Yes :-) Dianne's review (Aug 14th 2008)
Best Chinese ever eaten; no combo plates but traditional entree platter feeding 3—plenty of take home boxes available. Husband and I order 2 or 3 entres specifically for home meals the next few days. Lemon chicken is thigh meat and orange chicken is white meat, both sinfully delicious.
Yes :-) A-Gar's review (Oct 29th 2008)
King Yen has the best Chinese food in Spokane. Period.
I grew up in Taiwan, and my mission in life is to find the closest thing to real Chinese in any town I live in. King Yen does it. If your idea of Chinese is P.F. Chang’s, Panda Express, or the Cathay Inn, you may not like King Yen. But I doubt it.

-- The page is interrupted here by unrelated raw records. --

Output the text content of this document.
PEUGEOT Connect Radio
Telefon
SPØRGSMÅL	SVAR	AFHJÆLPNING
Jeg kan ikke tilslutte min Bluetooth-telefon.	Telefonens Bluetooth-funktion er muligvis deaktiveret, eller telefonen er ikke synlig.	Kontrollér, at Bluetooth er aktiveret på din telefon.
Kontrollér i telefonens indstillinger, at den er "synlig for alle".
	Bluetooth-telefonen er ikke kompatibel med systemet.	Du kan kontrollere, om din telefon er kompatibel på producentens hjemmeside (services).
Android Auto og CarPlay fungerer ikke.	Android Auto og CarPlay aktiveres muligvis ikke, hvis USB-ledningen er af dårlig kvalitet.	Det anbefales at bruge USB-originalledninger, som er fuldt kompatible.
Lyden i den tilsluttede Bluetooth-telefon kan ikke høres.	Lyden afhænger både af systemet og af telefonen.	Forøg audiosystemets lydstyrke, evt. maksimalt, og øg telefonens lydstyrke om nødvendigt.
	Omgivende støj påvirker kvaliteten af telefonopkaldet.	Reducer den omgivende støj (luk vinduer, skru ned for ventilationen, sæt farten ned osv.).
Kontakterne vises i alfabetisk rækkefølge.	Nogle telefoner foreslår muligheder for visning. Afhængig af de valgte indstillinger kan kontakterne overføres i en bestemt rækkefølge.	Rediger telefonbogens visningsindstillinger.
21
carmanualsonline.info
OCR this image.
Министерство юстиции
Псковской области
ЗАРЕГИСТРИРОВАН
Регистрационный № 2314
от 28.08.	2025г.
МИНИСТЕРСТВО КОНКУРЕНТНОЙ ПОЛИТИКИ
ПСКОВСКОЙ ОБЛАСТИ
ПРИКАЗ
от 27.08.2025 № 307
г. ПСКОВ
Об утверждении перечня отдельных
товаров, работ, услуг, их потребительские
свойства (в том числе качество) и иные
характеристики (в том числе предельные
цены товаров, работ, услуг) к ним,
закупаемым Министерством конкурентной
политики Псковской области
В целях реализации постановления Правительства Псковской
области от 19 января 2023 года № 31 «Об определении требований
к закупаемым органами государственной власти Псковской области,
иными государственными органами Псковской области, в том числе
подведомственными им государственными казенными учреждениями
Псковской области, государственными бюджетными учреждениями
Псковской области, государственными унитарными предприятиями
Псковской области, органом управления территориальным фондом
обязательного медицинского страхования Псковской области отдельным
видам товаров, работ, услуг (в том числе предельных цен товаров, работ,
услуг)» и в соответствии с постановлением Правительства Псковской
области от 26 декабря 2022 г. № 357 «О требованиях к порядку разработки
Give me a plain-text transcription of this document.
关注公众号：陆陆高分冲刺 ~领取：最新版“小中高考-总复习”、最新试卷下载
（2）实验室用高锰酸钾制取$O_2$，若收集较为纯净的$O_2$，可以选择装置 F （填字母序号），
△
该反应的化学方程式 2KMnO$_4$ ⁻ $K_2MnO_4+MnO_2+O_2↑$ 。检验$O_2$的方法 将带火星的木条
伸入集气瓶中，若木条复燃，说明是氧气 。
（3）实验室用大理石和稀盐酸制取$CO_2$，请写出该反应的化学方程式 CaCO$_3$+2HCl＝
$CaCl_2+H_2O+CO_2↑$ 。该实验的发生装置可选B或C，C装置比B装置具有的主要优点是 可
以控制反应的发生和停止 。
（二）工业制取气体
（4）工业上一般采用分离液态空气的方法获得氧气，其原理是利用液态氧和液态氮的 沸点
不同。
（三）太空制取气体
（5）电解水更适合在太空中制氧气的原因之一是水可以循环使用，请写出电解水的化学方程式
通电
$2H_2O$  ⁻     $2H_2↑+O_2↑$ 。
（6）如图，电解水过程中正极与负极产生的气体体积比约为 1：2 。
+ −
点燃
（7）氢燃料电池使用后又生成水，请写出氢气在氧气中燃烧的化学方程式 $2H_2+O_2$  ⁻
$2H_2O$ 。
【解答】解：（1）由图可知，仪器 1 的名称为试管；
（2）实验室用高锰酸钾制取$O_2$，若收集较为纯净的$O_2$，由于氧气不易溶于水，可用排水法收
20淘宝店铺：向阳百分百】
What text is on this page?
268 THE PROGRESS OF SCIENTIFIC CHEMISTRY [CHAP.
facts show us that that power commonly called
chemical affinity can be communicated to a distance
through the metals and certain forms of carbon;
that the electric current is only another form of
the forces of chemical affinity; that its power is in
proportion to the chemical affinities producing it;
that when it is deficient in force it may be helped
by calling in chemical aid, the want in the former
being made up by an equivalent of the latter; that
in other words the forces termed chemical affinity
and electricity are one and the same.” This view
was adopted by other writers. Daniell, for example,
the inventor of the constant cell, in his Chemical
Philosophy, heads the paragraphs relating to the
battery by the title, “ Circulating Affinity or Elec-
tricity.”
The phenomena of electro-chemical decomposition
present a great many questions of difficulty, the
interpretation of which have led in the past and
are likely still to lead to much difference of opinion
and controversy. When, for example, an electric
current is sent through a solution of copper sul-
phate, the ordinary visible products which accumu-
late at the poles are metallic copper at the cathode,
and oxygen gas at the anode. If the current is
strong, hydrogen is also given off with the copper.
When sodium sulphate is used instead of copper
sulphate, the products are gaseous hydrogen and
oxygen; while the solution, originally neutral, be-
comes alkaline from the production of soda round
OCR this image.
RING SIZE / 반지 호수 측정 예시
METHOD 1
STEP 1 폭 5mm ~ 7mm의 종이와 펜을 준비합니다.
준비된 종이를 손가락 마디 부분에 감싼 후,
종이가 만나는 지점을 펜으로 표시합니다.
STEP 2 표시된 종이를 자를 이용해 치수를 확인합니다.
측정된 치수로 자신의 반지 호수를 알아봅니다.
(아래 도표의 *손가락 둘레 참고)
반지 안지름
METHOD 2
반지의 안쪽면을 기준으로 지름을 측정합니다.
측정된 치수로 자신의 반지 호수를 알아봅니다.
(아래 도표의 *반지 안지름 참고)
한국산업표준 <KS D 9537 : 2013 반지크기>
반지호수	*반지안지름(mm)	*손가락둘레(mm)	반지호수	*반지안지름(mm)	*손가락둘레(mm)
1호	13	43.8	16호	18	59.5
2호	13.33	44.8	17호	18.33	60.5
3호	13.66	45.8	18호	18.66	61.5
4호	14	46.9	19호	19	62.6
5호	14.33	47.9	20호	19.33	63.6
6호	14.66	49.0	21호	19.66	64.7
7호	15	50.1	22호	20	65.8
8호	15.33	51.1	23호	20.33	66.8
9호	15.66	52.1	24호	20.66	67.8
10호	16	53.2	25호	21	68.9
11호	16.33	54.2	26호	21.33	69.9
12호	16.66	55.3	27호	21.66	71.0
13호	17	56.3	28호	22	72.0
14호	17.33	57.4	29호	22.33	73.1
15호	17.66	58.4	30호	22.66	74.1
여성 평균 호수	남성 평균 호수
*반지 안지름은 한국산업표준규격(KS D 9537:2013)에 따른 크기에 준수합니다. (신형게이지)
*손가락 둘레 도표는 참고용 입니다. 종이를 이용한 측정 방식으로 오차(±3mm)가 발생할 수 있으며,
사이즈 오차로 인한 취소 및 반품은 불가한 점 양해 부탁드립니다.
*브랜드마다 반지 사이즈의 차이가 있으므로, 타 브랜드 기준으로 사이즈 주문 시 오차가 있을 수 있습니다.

Decor is basic to American standards, but quite close to what you might find in a Taiwanese or Chinese restaurant. The food is fabulous, and the portions are large. Ever Christmas Eve my family dines here, and seven dishes feed all fourteen of us, with leftovers to spare. I’ve never had a disappointing dish here. Try the spicy squid, you’ll thank me.
Overall, one of Spokane’s little known treasures.
No :-( Retired Chef's review (Nov 7th 2008)
Spokane is Chinese challenged; it makes mediocre food like PF changes and even not-so-good food life Panda Express seems to be okay food. So about every three or four months we build up enough courage to try another ‘Chinese’ restaurant in Spokane. We mentally build ourselves up for a good experience, we WANT to find someplace, anyplace that serves something that we can say is good.
So how did King Yen fare, well we renamed it King Yuck and that says it all. We had one meat dish (beef) that was inexplicably made with flap meat. Flap meat does not do well being cooked under high heat, it tends to tighten the fibers, make it curl and become tough and this is what we had, curly strips of tough leathery meat dripping in a over abundance of oil.
Second dish was noodle dish but better renamed an oil dish. I had never in my whole life seen so much oil used on any one dish. It was inedible.
I don’t think I need to mention the rather sparse ambience, unclean seats, tables, bathrooms or anything else that turned this dining experience into another dreadful outing.
One last comment we brought home the food to see if our scavenger children would eat it—no luck they even the starving teenagers passed it by.